Он проскользнул мимо дамской парикмахерской, погрузился в темноту своей комнаты и сразу же почувствовал себя почти что дома. Распахнул ставни и в комнату влился яркий свет. Желтое покрывало опять лежало гладкое, как пустыня после самума. Все было совсем как раньше. И вдруг он увидел черную фигурку на этом желтом фоне… Люсьен Мари не тогда, когда она заболела, а раньше, когда он должен был закончить заказанную ему статью. (Она так и осталась неоконченной, последний лист он вставил в машинку лишь теперь.)
— Надеюсь, я тебе не помешаю, — сказала она тогда.
— Нет, конечно. Сиди, лежи, вообще делай что хочешь, — ответил он ей.
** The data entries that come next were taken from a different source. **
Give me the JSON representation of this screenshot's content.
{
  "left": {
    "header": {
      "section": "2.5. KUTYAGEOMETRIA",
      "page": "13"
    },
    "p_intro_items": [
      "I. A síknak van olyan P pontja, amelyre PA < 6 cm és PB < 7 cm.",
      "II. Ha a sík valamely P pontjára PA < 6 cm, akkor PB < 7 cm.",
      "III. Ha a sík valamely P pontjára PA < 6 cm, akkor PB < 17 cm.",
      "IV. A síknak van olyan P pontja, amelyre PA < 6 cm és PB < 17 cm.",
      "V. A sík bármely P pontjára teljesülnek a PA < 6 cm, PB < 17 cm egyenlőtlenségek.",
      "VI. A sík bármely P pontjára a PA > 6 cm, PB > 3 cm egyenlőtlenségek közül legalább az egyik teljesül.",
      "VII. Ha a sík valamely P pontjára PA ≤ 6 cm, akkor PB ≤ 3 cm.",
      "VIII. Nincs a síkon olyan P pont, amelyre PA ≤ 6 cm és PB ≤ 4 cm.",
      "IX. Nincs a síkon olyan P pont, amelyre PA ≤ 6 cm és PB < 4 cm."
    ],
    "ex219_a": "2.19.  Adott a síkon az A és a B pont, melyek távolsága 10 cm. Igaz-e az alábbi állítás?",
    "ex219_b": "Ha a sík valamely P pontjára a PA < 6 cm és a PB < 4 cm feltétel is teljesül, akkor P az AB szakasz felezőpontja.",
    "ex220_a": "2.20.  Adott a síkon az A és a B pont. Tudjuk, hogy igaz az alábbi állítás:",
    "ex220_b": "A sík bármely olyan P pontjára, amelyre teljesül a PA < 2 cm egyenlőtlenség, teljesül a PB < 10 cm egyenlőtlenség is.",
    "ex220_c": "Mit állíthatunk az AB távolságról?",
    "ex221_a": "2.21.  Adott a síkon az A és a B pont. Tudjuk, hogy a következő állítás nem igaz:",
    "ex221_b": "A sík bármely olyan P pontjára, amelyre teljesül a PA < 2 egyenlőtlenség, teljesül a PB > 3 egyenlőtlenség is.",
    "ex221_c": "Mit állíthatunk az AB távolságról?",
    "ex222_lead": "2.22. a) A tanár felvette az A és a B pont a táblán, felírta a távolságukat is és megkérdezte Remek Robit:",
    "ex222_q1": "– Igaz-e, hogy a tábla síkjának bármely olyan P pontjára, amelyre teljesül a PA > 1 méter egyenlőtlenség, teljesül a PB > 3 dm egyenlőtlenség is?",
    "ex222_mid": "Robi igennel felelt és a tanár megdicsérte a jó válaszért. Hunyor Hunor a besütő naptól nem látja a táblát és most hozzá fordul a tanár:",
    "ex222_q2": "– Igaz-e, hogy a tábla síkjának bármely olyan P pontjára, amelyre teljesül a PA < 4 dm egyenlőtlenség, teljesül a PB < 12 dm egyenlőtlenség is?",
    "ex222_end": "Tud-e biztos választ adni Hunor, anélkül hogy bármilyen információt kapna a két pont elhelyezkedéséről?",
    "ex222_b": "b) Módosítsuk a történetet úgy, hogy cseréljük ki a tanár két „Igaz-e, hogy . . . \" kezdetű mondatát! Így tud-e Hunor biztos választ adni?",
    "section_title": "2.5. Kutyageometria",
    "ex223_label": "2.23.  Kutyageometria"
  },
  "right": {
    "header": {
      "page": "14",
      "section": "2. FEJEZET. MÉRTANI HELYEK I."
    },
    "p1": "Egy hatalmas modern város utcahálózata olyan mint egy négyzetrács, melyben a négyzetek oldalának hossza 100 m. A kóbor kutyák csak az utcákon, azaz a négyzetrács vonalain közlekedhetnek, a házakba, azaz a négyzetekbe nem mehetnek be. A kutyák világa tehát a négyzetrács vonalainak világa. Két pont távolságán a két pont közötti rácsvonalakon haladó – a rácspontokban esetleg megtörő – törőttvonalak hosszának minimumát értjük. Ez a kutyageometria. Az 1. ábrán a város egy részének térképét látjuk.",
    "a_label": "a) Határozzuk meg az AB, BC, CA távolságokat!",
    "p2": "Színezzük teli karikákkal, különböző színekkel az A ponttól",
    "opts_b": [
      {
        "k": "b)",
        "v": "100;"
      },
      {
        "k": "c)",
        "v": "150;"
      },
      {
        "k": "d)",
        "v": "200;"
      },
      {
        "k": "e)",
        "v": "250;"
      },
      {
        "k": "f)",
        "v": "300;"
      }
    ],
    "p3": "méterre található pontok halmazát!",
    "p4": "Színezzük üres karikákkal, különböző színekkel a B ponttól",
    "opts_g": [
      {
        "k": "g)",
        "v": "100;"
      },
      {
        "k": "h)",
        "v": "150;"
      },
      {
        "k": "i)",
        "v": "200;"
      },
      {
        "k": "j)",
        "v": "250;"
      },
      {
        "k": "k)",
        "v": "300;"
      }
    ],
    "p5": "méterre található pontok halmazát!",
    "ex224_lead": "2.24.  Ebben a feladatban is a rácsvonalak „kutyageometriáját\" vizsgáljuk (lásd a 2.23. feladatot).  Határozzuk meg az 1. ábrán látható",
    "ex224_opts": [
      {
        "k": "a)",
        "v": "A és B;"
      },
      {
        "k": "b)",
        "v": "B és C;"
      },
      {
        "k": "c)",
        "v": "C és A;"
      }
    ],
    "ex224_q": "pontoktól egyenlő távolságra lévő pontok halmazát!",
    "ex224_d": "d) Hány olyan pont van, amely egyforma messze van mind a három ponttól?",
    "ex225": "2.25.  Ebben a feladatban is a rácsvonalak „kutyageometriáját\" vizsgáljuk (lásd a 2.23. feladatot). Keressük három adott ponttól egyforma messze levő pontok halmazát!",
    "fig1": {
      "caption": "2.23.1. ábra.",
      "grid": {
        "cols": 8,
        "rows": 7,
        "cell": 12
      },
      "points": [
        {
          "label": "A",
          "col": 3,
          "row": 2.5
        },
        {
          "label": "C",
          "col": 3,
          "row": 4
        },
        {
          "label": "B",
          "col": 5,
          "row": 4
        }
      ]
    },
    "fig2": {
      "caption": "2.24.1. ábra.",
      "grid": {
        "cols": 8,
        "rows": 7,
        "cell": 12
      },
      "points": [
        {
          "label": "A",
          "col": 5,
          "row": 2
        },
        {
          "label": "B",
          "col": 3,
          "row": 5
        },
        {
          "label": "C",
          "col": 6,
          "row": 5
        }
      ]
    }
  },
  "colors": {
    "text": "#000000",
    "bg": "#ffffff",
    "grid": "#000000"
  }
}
И уселся за машинку. Сначала еще нужно было распутать нити, из которых он плел затейливый орнамент в своей работе о современной испанской архитектуре, а приезд Люсьен Мари все их так перепутал.
Новая испанская архитектура — это Гауди. Теперь он мог позволить себе спокойно сосредоточиться на этом удивительном барселонском архитекторе. Настоящий модернист средневековья: у него архитектура, строительство, скульптура и ремесло сплетаются в единое целое. Но единое целое сложного и неуравновешенного человека нового времени…
Прообразом и исходным моментом у Гауди было строение человеческого тела. Не римские или мавританские своды, а глазницы и очертания бедер…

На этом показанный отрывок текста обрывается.